Don Sinnott: Houseboat Holiday

It ticked all our boxes: an indulgent few days on a luxury Murray River houseboat, with guided walks each day over sections of the cliffs and floodplain, restaurant-quality meals and a comfortable bed. We found ourselves a generation removed from the other seven guests (and two generations from the two guides and the boat manager) but we folded easily into a convivial group.

The Murray floodplain north of Renmark offers a surprising wealth of interest. Our guides opened our eyes to the vegetation and fragile ecology of the Murray River basin, as each day we walked through an ever-changing lacework of wetlands. Floods upstream meant the river level was high, each day flooding more of the plain so our guides needed to adjust their walking routes to avoid new wetlands, with varying success. The first time we came to a floodway barring our track there was some merriment as boots and socks came off and the group waded through barefoot. Repeat performances caused less merriment.

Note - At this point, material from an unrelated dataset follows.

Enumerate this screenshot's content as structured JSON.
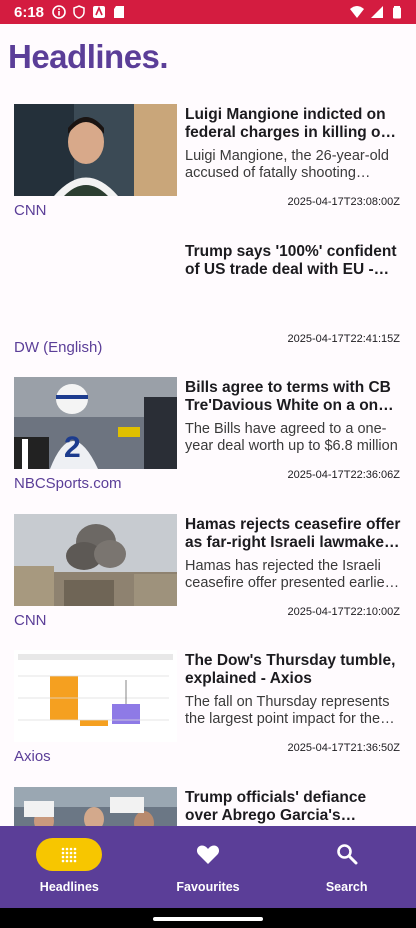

First Nations people have left their mark: shell middens and canoe trees are frequent. At one canoe tree we stopped and a guide recreated a scene of a family group making a canoe. The work would involve everybody over the better part of a week. The men would carefully mark, then cut out a slab of bark with hand stone tools. To general jubilation, the thick layer of bark would be prized free and carried to the fire the women had tended. There it would be moulded and dried until it assumed the shape of a canoe and its ends could be sealed. It was a communal project; today only a tree-scar reminds us of a community ritual now lost.

Spectacular red cliffs, a long-dry floodplain awakening to new life, a connection First Nations… It was a memorable few days.